Herr Präsident! Verehrte Kolleginnen und Kollegen! Wenn wir heute Abend und natürlich auch generell im Deutschen Bundestag über Verkehrspolitik diskutieren und Gesetze beschließen, dann betrifft das im Prinzip jeden Deutschen; denn jeder ist im Alltag mal Radfahrer, mal Fußgänger; mal nutzt man den öffentlichen Nahverkehr oder auch das Auto. Deswegen sind die Entscheidungen hier für den Alltag von jedem Deutschen von enormer Bedeutung.
Deshalb treiben wir als CDU/CSU-Fraktion zusammen mit Staatssekretär Enak Ferlemann und dem Bundesverkehrsminister Andreas Scheuer diverse verkehrspolitische Themen ja auch voran. Wir sagen: Der Verkehr muss durch Investitionen in Elektromobilität, Wasserstoffantrieb und E-Fuels klimafreundlicher werden.
Wir wollen außerdem Infrastrukturprojekte in Deutschland beschleunigen. Dafür haben wir alleine in dieser Legislaturperiode vier Planungsgesetze auf den Weg gebracht,
mit denen wir unter anderem die Behörden digitalisiert und für mehr Personal in den Planungsbehörden gesorgt haben.
Wir wollen daneben vor allem auch die Antwort auf eine Frage weiter vorantreiben, die sich viele von uns im Land jeden Tag auf dem Weg zur Arbeit und natürlich auch auf vielen anderen Wegen stellen, nämlich: Wie kommt man sicherer von A nach B? Wie kommt man unfallfrei durch den Straßenverkehr?

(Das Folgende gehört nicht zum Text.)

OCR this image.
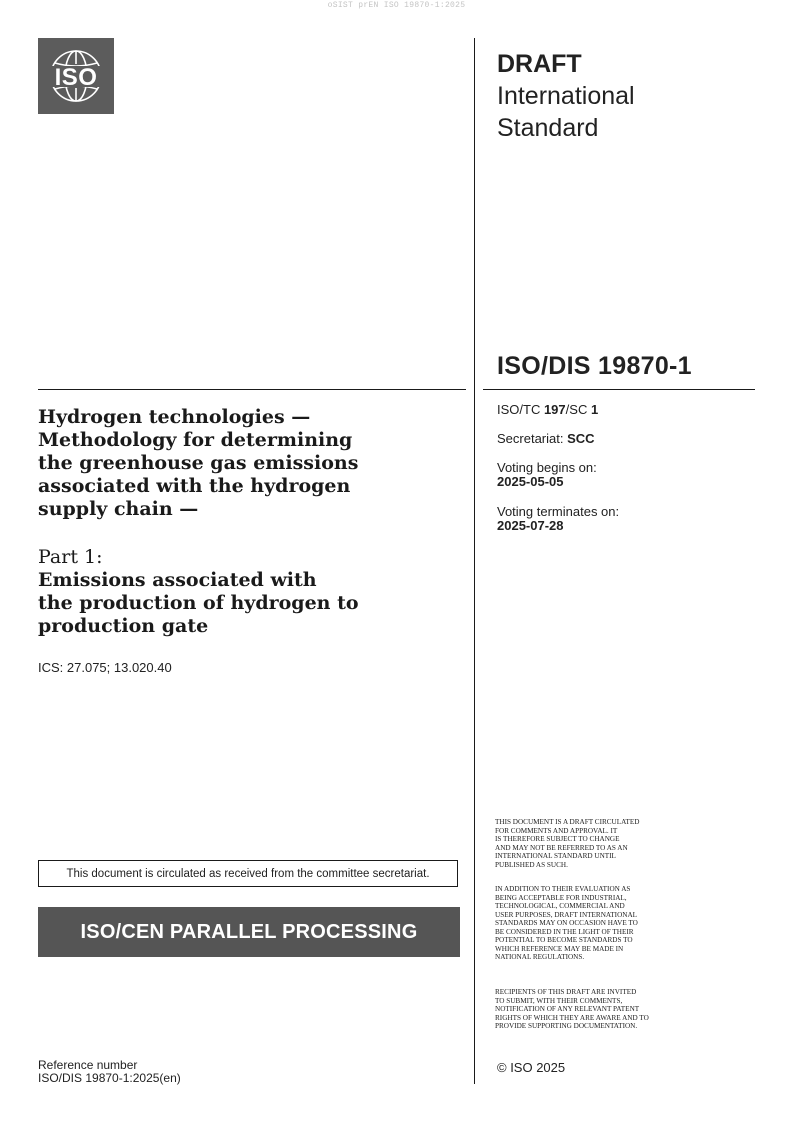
oSIST prEN ISO 19870-1:2025
ISO	DRAFT
International
Standard
ISO/DIS 19870-1
ISO/TC 197/SC 1
Secretariat: SCC
Voting begins on:
2025-05-05
Voting terminates on:
2025-07-28
Hydrogen technologies —
Methodology for determining
the greenhouse gas emissions
associated with the hydrogen
supply chain —
Part 1:
Emissions associated with
the production of hydrogen to
production gate
ICS: 27.075; 13.020.40
This document is circulated as received from the committee secretariat.
ISO/CEN PARALLEL PROCESSING
THIS DOCUMENT IS A DRAFT CIRCULATED
FOR COMMENTS AND APPROVAL. IT
IS THEREFORE SUBJECT TO CHANGE
AND MAY NOT BE REFERRED TO AS AN
INTERNATIONAL STANDARD UNTIL
PUBLISHED AS SUCH.
IN ADDITION TO THEIR EVALUATION AS
BEING ACCEPTABLE FOR INDUSTRIAL,
TECHNOLOGICAL, COMMERCIAL AND
USER PURPOSES, DRAFT INTERNATIONAL
STANDARDS MAY ON OCCASION HAVE TO
BE CONSIDERED IN THE LIGHT OF THEIR
POTENTIAL TO BECOME STANDARDS TO
WHICH REFERENCE MAY BE MADE IN
NATIONAL REGULATIONS.
RECIPIENTS OF THIS DRAFT ARE INVITED
TO SUBMIT, WITH THEIR COMMENTS,
NOTIFICATION OF ANY RELEVANT PATENT
RIGHTS OF WHICH THEY ARE AWARE AND TO
PROVIDE SUPPORTING DOCUMENTATION.
© ISO 2025
Reference number
ISO/DIS 19870-1:2025(en)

Bevor wir gleich zu den Abbiegeassistenzsystemen kommen, will ich noch mal grundsätzlich sagen, dass wir seit Beginn der 1970er-Jahre in Deutschland eine enorme Erfolgsgeschichte zu verzeichnen haben. Damals hatten wir – und das betraf damals nur Westdeutschland – über 20 000 Tote im Straßenverkehr. Heute sind es noch 3 000 Verkehrstote. Jeder Verkehrstote ist ein Toter, ein Opfer, zu viel, und deswegen treiben wir als CDU/CSU-Fraktion auch die Vision Zero voran, damit wir so schnell wie möglich überhaupt keine Toten im Straßenverkehr mehr haben.
Was braucht es dazu? Dazu brauchen wir unterschiedliche gesetzliche Maßnahmen, die in den vergangenen Jahren beschlossen wurden – von der Gurtpflicht über das Senken der Promillegrenze bis hin zu modernen Formaten wie Podcasts und Social Media. Gerade im Bereich der Verkehrserziehung gibt es mittlerweile wunderbare Angebote. Ich will eines mal ganz kurz erwähnen: Der Fußballbundesliga-Schiedsrichter Patrick Ittrich, der aus meinem Wahlkreis Hamburg-Nord stammt, macht das ganz wunderbar. Er begeistert über Social Media und über moderne Podcasts viele Kinder und Jugendliche dafür, dass sie sich an die Regeln im Straßenverkehr halten.